Jessica Hemmings was the Rita Bolland Fellow at the Research Center for Material Culture in 2020-2023.

Rita Bolland 2020 Fellowship

The Reading Material project attempts a step towards decolonising the Tropenmuseum archive by offering speculative voices for archival accessions through literary pairings with textiles held in the collection. The research approach proposes a triangulation of existing textiles with existing literature and new commissioned fiction and poetry. This approach aims to unlock some archival silences by offering speculative rather than definitive voices for archival accessions with limited or partial provenance.
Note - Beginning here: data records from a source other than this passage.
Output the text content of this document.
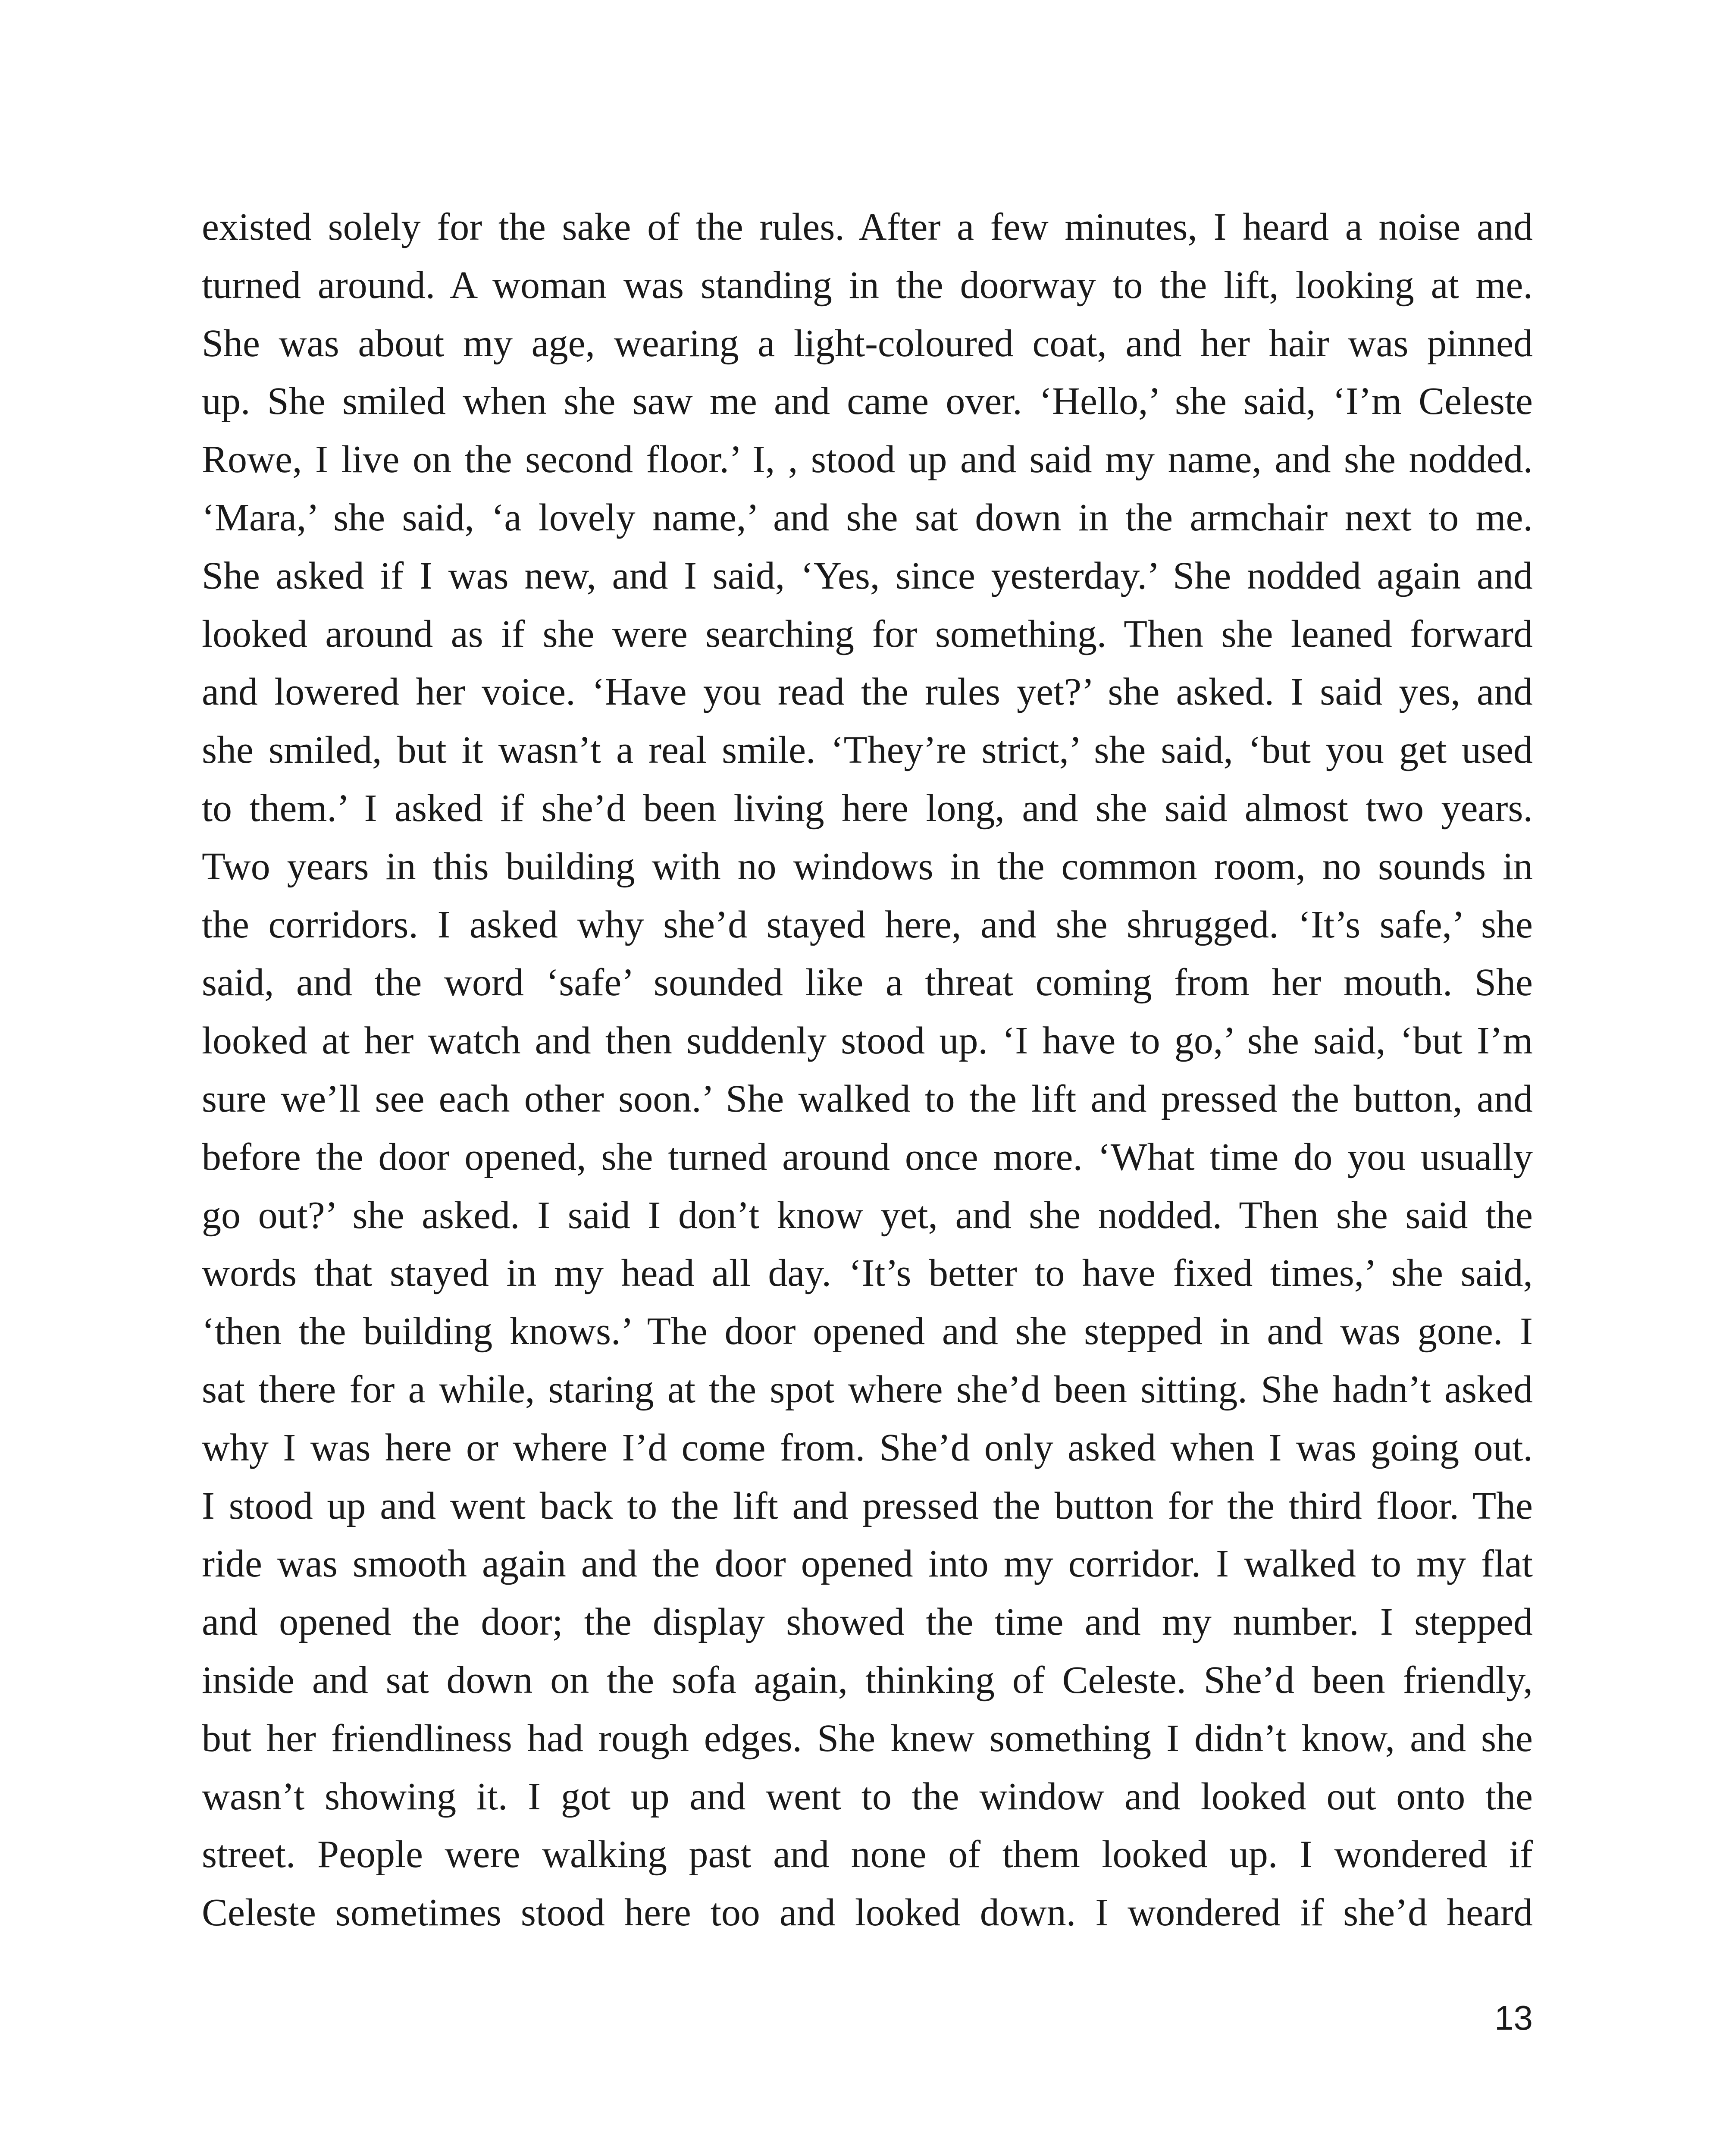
existed solely for the sake of the rules. After a few minutes, I heard a noise and
turned around. A woman was standing in the doorway to the lift, looking at me.
She was about my age, wearing a light-coloured coat, and her hair was pinned
up. She smiled when she saw me and came over. ‘Hello,’ she said, ‘I’m Celeste
Rowe, I live on the second floor.’ I, , stood up and said my name, and she nodded.
‘Mara,’ she said, ‘a lovely name,’ and she sat down in the armchair next to me.
She asked if I was new, and I said, ‘Yes, since yesterday.’ She nodded again and
looked around as if she were searching for something. Then she leaned forward
and lowered her voice. ‘Have you read the rules yet?’ she asked. I said yes, and
she smiled, but it wasn’t a real smile. ‘They’re strict,’ she said, ‘but you get used
to them.’ I asked if she’d been living here long, and she said almost two years.
Two years in this building with no windows in the common room, no sounds in
the corridors. I asked why she’d stayed here, and she shrugged. ‘It’s safe,’ she
said, and the word ‘safe’ sounded like a threat coming from her mouth. She
looked at her watch and then suddenly stood up. ‘I have to go,’ she said, ‘but I’m
sure we’ll see each other soon.’ She walked to the lift and pressed the button, and
before the door opened, she turned around once more. ‘What time do you usually
go out?’ she asked. I said I don’t know yet, and she nodded. Then she said the
words that stayed in my head all day. ‘It’s better to have fixed times,’ she said,
‘then the building knows.’ The door opened and she stepped in and was gone. I
sat there for a while, staring at the spot where she’d been sitting. She hadn’t asked
why I was here or where I’d come from. She’d only asked when I was going out.
I stood up and went back to the lift and pressed the button for the third floor. The
ride was smooth again and the door opened into my corridor. I walked to my flat
and opened the door; the display showed the time and my number. I stepped
inside and sat down on the sofa again, thinking of Celeste. She’d been friendly,
but her friendliness had rough edges. She knew something I didn’t know, and she
wasn’t showing it. I got up and went to the window and looked out onto the
street. People were walking past and none of them looked up. I wondered if
Celeste sometimes stood here too and looked down. I wondered if she’d heard
13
Reading Material is interested in testing a playful triangulation between textiles and texts that span material and literary genres as well as geographies and languages. Multiple, rather than singular, voices are sought in an attempt to loosen the archive from a blinkered quest for accuracy through a single definitive historical voice. It is an intentionally eclectic strategy that moves from selected textiles towards literary voices, and from selected literature back into the archive in a search for combinations which do not exclusively privilege either the textile or the text.

Biography

Jessica Hemmings is Professor of Craft and Editor-in-Chief of PARSE at HDK-Valand, University of Gothenburg, Professor II at the Oslo School of Architecture and Design and Visiting Professor at Moholy-Nagy University of Art & Design, Budapest. Recent publications include editor of The Textile Reader (Bloomsbury: 2012/2023) and author of “Towards a Minor Textile Architecture” in Entangled Histories of Art and Migration (Intellect: 2024), “Material Scent: Textiles beyond Touch” in Kinesic Intelligence in the Humanities (Routledge: 2023) and the Afterword to Humanitarian Handicrafts: History, Materiality, Trade (Manchester University Press, forthcoming). The Reading Material projectwas undertaken as Rita Bolland Fellow at the Research Centre for Material Culture (2020-2023) and is published in “Made for European trade by prisoners in Java: batik production in the women’s prisons of Semarang and Yogyakarta in the early 20th century” (Journal of Modern Craft, forthcoming). Ongoing research is funded by the Swedish Research Council (2025-2027) under the title Carceral Craft: the material of oppression or expression?